Videre quam esse

The honking began first as a series of peevish, staccato beeps, then finally a sustained, angry drone. The grandmotherly type at the wheel of the huge sedan right directly behind me was going ballistic. This little drama unfolded last spring at the intersection of Towerview and Science, where I was poised on my bike in the left turn lane, obeying the traffic signal, preparing to proceed first down then up the hill towards the School of Engineering and then make my way over to my office in Davison.

Gesticulating and raving, Grandmother finally had enough of the cyclist impeding her progress and proceeded to clear the intersection of my presence, using the front end of her car as a bulldozer, then darting past the oncoming traffic, turned left down Science.

I had quickly unclipped before I ended up under her wheels, and found myself somewhere in the crosswalk. I shook my head in amazement. Was the driver somehow not aware this was Bike to Work Week?

Well of course she wasn’t, nor was the majority of the sentient members of the campus at the time, I daresay.

To assign a period of phony, hollow observance to a particular cause célèbre has become a durable way of paying lip service and preaching to various choirs; to seem concerned and engaged, rather than to be. And so it goes with events like Bike to Work Week.

As a cyclist and daily bike commuter, I am struck by the disconnect between the exhortations to ride to work, and the significant risks and obstacles to doing so, at least for those who work at the Medical Center. My commute is fraught with hazards, heavy traffic, dangerous intersections, debris-strewn inner lanes and aggressive motorists. If my own experiences, the letters to the editors of local newspapers, the rants of radio personalities and a review of death and injury statistics are at all telling, the regional antipathy held towards cyclists is staggering.

The mindset is, yes bicyclists are legally entitled to their share of road, but I find these a stupid set of laws, therefore I am entitled to flout them. There is no safety in numbers either, as fellow cyclists on campus are just as apt to be clutching a latte in hand, iPod in place and either riding the wrong way or quelling the foot traffic on the sidewalk.

After surviving the trek through Durham, one’s arrival on campus is no guarantee of safety, as its streets are generally in poor repair (although there have been patchy, but major improvements of late), clogged with buses, delivery trucks and randomly intersected with the Brownian motion of meandering pedestrians.

I visited Portland, Oregon last year. I was a bit disappointed. The city was more afflicted with the peculiarly Northwestern variant of urban blight than I had expected, but Portland was nothing if not serious about bicycle commuting, and the bicycle is a legitimate means of transportation for a significant proportion of its citizens.

Riding a bike to work out there just seems to make sense and is supported by the city’s traffic engineering, with the wide spread installation of dedicated bike lanes and “bike boxes” at intersections. There is a robust advocacy for cycling to be found in the city’s Bicycle Transportation Alliance.

The end result of all this is a pervasion of bicycle commuting and the requisite financial and social commitment into Portland’s culture and infrastructure to a degree that I have not seen equaled in any other American city. A bellman at my hotel told me he had not been in an automobile in over ten years. I never got the impression that Portland’s bike commuters were affecting a pose or trying to make a statement (which I would argue is the least valid reason to ride one’s bike to work). For many out that way, there just seems to be no good reason not to.

So should the greater Duke community be urged to commute to work by bicycle? Not as circumstances dictate in the here and now. Too many of us have stories, from the scary close encounter to the near-death experience. As for myself, it is a combination of convenience, foolhardiness and a compulsive need to ride several thousand miles a year that keeps me commuting on my bike to work.

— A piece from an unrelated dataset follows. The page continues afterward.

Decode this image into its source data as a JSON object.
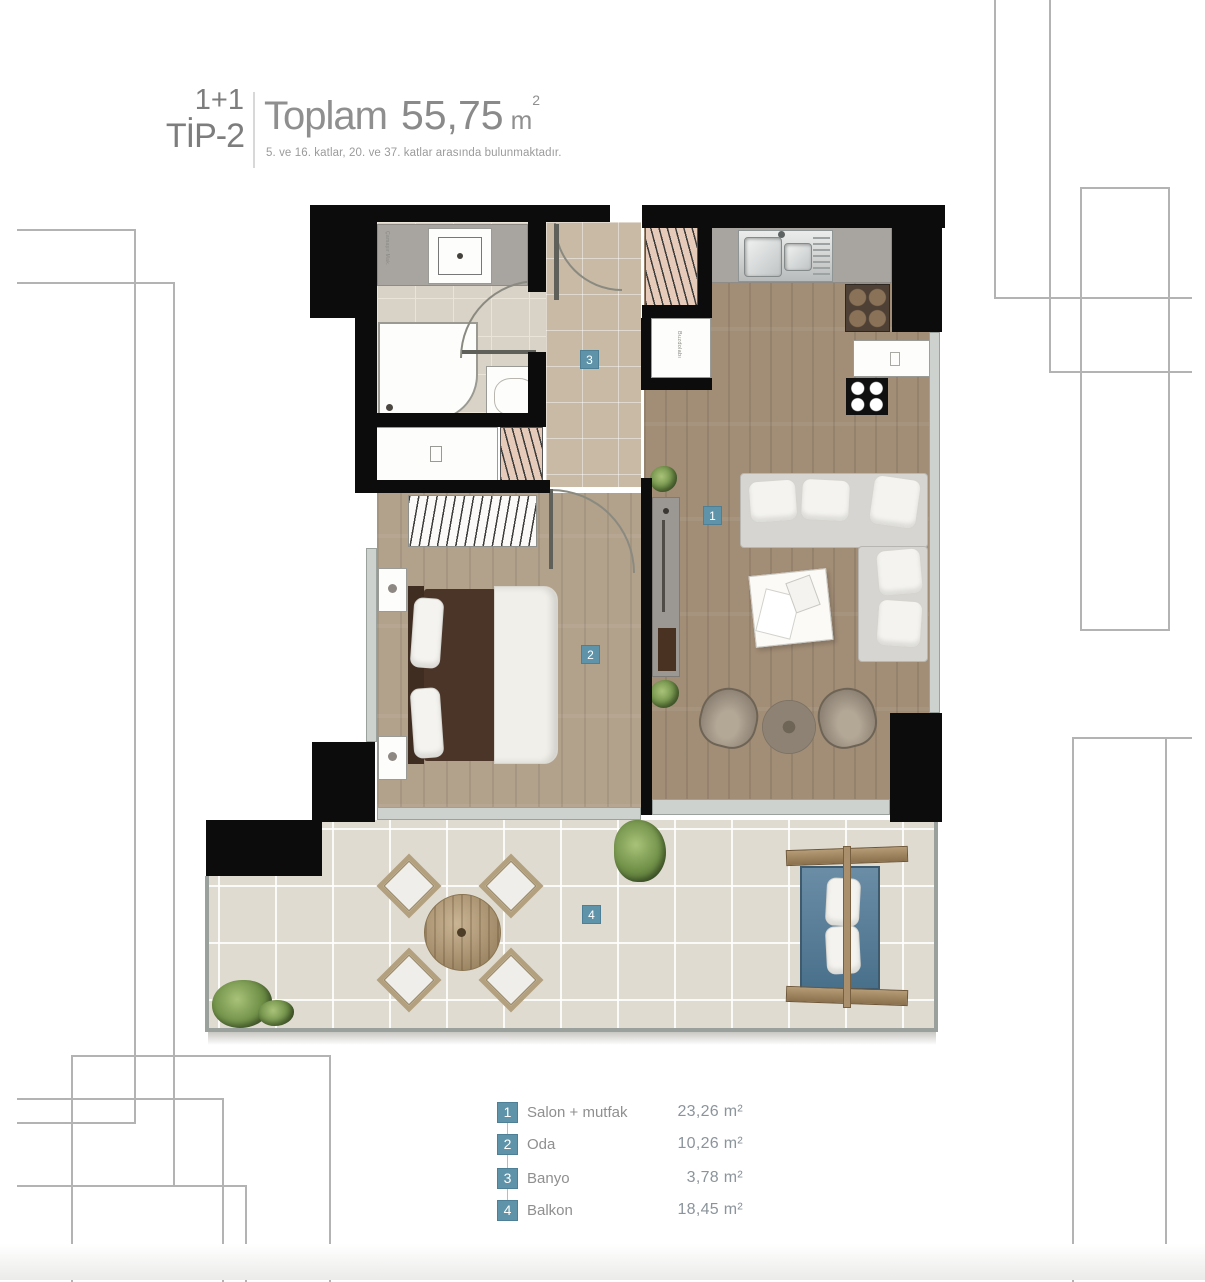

But save for a select and lucky few living in close proximity to the campus, the venture is far too dangerous, the thoroughfares too inhospitable. Durham is not Portland, it is not Boulder, Colorado, it is not even Carrboro. Most of the time, that is a good thing. But Durham’s central roads and traffic flow present very real impediments to safe biwwcycle travel, and too many motorists regard cyclists as potential hood and grill ornaments.

As campus and medical center construction increases, bringing about added congestion, I don’t see any of this improving. I hope one day the culture may change, and the institutions around these parts will finally get serious about alternate forms of transportation and implement the necessary funding and system-wide changes to get more commuters out of their automobiles. But until then, we’ll have to settle for Bike to Work Week.

I suppose that’s a start.

Dr. Thomas Sporn is an associate professor in the Department of Pathology. His column runs every other Friday.